I suspect you might get better help asking questions like this on a pytorch forum, such as discuss.pytorch.org


I havn’t tried that syntax myself.

It will move from GPU to GPU roughly at the speed afforded by your PCIE connection. To do a comparison with NVLink, more specifics would be needed, such as what is the bandwidth of the NVLink you are imagining (since none exist for 4090)? But to a first order approximation, the impact (at least for the data transfer) could be considered proportional to the bandwidth of PCIE on your proposed platform vs. the bandwidth of NVLink on your imagined platform.

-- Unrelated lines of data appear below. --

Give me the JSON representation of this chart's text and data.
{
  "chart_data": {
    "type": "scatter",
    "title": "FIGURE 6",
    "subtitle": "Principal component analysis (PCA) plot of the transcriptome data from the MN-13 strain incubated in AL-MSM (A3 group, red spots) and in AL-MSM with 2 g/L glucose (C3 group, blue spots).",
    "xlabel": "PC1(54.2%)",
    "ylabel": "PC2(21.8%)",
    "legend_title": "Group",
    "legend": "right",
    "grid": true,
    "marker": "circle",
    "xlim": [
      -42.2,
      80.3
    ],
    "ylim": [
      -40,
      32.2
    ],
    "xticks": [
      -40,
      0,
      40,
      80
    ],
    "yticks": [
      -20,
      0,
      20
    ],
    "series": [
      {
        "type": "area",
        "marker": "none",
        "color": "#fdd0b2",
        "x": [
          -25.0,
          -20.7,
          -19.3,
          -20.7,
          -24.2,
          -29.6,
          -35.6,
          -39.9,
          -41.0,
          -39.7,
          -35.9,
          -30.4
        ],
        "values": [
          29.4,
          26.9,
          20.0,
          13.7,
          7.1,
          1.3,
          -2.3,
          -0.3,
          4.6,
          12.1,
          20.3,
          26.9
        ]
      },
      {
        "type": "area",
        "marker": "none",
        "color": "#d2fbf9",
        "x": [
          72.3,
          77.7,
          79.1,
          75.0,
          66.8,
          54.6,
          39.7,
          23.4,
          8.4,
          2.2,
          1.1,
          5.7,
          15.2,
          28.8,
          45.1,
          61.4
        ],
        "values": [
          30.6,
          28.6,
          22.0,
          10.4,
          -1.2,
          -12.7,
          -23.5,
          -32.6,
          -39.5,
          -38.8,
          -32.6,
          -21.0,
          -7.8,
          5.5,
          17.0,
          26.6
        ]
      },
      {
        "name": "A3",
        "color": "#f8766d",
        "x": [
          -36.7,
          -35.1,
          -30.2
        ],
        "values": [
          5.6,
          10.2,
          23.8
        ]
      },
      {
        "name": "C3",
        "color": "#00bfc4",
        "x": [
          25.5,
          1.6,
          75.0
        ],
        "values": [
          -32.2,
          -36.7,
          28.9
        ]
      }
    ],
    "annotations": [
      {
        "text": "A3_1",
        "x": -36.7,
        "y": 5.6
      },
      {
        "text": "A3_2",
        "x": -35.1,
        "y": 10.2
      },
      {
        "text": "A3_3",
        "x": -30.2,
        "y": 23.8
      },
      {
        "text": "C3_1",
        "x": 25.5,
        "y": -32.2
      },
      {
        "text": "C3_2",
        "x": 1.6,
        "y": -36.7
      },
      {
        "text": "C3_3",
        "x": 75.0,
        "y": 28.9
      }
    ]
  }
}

certainly if you can arrange to not be moving tensors around (and I think pytorch DDP would arrange for that, but I’m definitely not an expert) its probably more efficient than moving tensors around. Even DDP will have to move some data at certain points.

If you google for GPUDirect Peer to Peer you will find many discussions. At a basic level it allows for data transfer from one gpu to another with the smallest amount of interaction from the CPU, and if you had NVLink, it would be necessary to use P2P to take advantage of NVLink.

This isn’t really a CUDA question, and there are multiple possibilities for work organization in distributed training. I believe pytorch implements more than one kind of parallelism.

P2P is also not supported, at least for the 4090, so if this is important or a requirement, it needs to be considered.